Ahora bien, debemos reconocer que esta división entre la Iglesia y el mundo, entre fieles e infieles, si bien es una división exterior, puede manifestarse interiormente. Es una realidad triste pero verdadera que puntos de vista diametralmente opuestos en teología y moralidad entre el cristianismo y el mundo han entrado en las conversaciones de la Iglesia. Esto no es ninguna sorpresa.
El mismo Nuevo Testamento apunta a esta realidad. Jesús advirtió a sus discípulos: “Guardaos de los falsos profetas, que vienen a vosotros con piel de oveja, pero por dentro son lobos rapaces” (Mateo 7:15). San Pedro es aún más cauteloso, usando un lenguaje que es tan aplicable ahora como lo fue en el primer siglo: “Pero también surgieron falsos profetas entre la gente, así como habrá falsos maestros entre ustedes, que secretamente traerán destructivas herejías, negando incluso al Señor que los compró…. Y muchos seguirán su libertinaje, y por causa de ellos y por causa de ellos, el camino de la verdad será blasfemado” (2 Pedro 2: 1-2).
La división que debemos permitir y apoyar en la Iglesia es la división entre Cristo y todo lo que se le opone. Hay que oponerse a las herejías y falsas enseñanzas que se están introduciendo clandestinamente en nuestros líderes y liturgias, nuestras iglesias y catequesis. Es en cuestiones de fe y moral que no debemos comprometer las enseñanzas auténticas de la Iglesia y su Salvador. No puede haber verdadera unidad de creyentes, como Cristo oró, si continuamos permitiendo que nuestras iglesias y enseñanzas sean infiltradas con doctrinas falsas.

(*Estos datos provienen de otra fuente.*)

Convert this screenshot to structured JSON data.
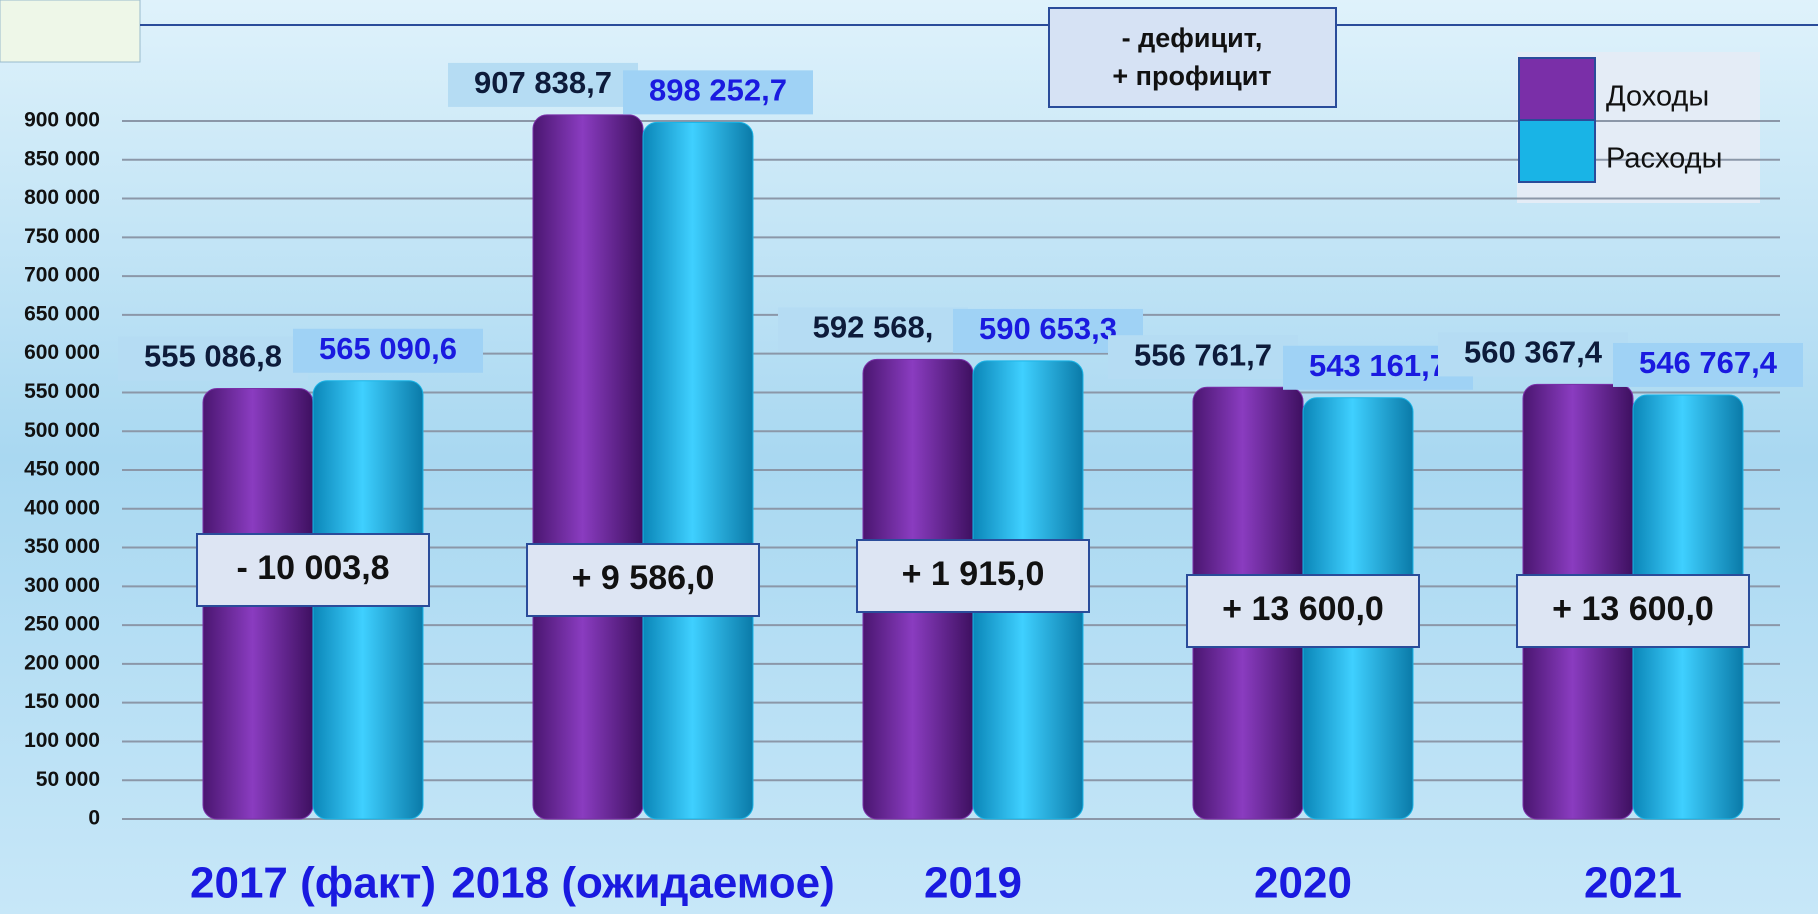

Esto no significa que cada parroquia y cada cristiano individual deba estar de acuerdo en cada tema en particular, sino que hay muchos puntos extremadamente importantes, fundamentales para la fe cristiana, en los que no podemos permitir una diversidad de opiniones. Jesucristo mismo es “el camino, la verdad y la vida” (Juan 14: 6). Ha venido a traer división entre sus seguidores y el mundo. Desde el comienzo mismo de la Iglesia, ha habido quienes están en la Iglesia, pero no son de la Iglesia. Aquí es donde es necesaria una división legítima. No podemos sacrificar la teología y la moral por una falsa unidad. Cristo tiene claro que lo que Dios ha unido, el hombre no debe dividirlo (Mateo 19: 6). Lo contrario es igualmente cierto: lo que Dios ha dividido, el hombre no debe unirlo.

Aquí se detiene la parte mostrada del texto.